Genoveva sah ihn aus dem Augenwinkel an. „Die alte Dame klagte übrigens, dass es ihr langsam zu viel werde, den großen Hund immer ausführen zu müssen…“
Schäfer Pümbel hatte verstanden. „Ehrlich gesagt, ich habe auch schon darüber nachgedacht, mir wieder einen Hund zuzulegen“, gestand er. „Wie heißt die Dame?“ Genoveva sagte ihm zu, die beiden miteinander bekannt zu machen, und so kam Caligula zu Pümbel. Die beiden verstanden sich auf Anhieb. Der Schäfer trainierte den Hund, aber er merkte gleich, dass der seine Aufgabe gewissermaßen im Blut hatte.

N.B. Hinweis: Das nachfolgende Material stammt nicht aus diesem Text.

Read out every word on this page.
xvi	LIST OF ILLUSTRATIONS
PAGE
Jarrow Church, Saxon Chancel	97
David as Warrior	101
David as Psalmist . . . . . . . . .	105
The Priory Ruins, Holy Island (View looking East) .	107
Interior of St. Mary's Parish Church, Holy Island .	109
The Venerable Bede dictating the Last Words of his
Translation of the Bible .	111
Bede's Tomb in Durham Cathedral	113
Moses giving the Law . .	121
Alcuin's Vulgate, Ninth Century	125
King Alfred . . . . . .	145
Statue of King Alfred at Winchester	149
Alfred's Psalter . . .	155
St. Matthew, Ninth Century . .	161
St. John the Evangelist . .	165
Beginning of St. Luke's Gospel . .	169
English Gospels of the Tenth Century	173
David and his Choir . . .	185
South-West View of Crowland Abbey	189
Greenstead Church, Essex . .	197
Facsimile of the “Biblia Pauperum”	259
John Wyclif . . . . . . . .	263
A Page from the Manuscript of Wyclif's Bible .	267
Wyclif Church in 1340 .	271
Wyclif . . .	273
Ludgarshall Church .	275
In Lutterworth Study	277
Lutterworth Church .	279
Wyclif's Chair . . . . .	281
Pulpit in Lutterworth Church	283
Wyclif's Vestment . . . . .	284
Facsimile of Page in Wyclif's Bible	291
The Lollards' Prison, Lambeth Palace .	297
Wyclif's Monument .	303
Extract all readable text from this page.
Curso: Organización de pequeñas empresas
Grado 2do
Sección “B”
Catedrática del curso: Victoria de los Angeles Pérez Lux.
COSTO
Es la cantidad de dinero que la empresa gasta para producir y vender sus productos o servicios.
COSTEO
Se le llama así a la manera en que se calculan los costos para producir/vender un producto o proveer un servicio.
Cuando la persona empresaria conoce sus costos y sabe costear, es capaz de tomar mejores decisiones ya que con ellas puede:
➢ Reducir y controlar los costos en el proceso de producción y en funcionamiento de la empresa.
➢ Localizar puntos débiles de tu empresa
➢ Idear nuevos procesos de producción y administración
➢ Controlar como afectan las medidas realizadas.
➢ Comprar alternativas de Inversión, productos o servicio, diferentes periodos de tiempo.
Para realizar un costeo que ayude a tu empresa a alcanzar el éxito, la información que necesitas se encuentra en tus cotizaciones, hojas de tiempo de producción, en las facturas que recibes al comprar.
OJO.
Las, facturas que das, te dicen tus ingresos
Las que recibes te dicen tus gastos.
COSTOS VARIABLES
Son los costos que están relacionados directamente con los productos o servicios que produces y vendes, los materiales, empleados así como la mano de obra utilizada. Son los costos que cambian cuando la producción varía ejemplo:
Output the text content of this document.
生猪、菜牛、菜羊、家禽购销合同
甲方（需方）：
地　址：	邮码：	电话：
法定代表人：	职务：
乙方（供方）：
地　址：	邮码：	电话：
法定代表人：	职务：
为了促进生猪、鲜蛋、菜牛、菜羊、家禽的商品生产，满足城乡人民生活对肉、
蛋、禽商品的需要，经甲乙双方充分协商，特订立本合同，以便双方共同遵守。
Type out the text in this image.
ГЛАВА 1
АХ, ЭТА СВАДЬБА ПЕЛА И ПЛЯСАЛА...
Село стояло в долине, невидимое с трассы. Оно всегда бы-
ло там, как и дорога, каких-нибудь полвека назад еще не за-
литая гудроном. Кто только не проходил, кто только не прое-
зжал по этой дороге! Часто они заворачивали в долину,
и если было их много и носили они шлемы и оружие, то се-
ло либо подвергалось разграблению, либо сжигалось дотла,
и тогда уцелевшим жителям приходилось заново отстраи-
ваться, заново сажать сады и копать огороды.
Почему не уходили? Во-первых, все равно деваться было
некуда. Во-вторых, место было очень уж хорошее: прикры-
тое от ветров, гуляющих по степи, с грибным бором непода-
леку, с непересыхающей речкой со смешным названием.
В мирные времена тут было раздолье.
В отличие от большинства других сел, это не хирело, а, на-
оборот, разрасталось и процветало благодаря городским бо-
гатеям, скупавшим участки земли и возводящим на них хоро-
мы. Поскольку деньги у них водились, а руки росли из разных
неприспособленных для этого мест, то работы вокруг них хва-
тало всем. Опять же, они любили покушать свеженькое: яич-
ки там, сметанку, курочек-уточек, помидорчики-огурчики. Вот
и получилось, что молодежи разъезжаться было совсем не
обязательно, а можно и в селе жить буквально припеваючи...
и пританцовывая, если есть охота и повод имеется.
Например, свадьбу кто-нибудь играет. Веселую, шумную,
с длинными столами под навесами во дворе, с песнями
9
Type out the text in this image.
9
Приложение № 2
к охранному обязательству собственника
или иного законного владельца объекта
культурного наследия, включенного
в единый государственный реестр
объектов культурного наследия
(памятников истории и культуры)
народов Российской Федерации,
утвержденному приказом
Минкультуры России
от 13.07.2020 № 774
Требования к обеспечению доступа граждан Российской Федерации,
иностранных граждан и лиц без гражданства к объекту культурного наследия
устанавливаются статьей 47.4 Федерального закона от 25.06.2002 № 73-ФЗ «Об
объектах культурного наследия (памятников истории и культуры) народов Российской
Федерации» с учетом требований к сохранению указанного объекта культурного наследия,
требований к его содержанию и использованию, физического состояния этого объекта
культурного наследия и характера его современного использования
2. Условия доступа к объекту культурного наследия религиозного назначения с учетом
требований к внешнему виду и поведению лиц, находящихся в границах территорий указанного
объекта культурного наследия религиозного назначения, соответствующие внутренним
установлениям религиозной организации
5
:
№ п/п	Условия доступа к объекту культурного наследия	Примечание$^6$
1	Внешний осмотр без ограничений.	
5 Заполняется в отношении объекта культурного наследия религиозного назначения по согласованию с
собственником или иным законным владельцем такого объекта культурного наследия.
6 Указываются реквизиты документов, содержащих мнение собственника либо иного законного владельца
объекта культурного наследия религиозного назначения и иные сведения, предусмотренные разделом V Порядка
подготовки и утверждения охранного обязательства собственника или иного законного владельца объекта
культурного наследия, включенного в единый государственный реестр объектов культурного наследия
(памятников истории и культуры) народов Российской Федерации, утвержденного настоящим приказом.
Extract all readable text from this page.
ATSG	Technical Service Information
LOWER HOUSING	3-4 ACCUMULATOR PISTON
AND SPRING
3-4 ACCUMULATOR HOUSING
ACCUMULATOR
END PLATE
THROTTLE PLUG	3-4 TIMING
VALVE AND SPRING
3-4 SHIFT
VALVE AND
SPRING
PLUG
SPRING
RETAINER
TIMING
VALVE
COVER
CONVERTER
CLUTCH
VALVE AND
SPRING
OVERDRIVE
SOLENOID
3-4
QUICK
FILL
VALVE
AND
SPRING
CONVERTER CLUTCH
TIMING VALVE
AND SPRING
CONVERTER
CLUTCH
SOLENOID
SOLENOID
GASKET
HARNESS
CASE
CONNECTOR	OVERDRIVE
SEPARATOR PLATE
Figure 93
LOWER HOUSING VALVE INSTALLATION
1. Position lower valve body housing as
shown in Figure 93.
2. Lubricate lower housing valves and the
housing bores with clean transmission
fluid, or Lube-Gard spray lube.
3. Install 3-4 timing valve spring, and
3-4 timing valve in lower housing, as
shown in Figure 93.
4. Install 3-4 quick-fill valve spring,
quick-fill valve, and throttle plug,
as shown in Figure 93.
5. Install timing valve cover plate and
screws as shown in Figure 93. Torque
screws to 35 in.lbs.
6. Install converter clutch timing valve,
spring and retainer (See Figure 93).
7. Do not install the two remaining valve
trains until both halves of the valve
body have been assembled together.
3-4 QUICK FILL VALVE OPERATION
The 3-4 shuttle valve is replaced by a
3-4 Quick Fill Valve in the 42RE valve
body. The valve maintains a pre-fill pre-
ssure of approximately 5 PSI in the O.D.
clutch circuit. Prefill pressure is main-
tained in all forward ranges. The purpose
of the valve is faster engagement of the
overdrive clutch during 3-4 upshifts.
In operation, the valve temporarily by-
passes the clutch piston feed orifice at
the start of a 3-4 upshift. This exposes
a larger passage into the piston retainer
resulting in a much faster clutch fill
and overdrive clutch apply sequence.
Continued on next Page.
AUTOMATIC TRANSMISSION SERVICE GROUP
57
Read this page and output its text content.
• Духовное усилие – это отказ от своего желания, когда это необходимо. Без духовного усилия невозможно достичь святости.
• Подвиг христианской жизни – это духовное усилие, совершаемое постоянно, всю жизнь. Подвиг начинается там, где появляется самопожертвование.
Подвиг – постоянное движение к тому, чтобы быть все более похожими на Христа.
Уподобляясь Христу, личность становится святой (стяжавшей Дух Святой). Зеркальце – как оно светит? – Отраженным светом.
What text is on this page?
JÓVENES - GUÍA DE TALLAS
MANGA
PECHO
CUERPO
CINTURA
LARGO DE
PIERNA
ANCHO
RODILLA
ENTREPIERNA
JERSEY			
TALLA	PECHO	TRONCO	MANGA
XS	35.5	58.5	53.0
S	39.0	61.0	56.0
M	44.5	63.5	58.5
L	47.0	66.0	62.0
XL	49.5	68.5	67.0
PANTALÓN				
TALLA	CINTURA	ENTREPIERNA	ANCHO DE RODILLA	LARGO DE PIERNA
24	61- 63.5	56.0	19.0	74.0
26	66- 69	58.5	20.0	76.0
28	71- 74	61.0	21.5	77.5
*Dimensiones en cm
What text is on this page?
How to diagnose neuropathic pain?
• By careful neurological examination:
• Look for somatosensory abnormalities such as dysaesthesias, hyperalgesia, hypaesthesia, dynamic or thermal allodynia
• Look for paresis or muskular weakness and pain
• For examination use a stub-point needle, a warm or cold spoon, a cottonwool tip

Pümbel hatte mit Fürst gesprochen, dieser hatte Neuerburg gebeten, sich bei seinen Vorgesetzten für den Schäfer einzusetzen, und bald erhielt der Anwalt ein Schreiben von der Bahndirektion, in der sie sich bereiterklärte, versuchsweise den Schäferhund als zusätzliche Sicherheit dafür zu akzeptieren, dass kein Schaf auf das Gewerbegleis läuft. Weitere Schritte behielt sich die Bahn allerdings vor. „Das kannst du vergessen“, sagte Fürst, als er Pümbel das Schreiben übergab. „Die wollen doch nur nicht ihr Gesicht verlieren.“
Caligula (oben) passt schön auf, dass kein Schaf den Zugverkehr stört. Und alle sind zufrieden.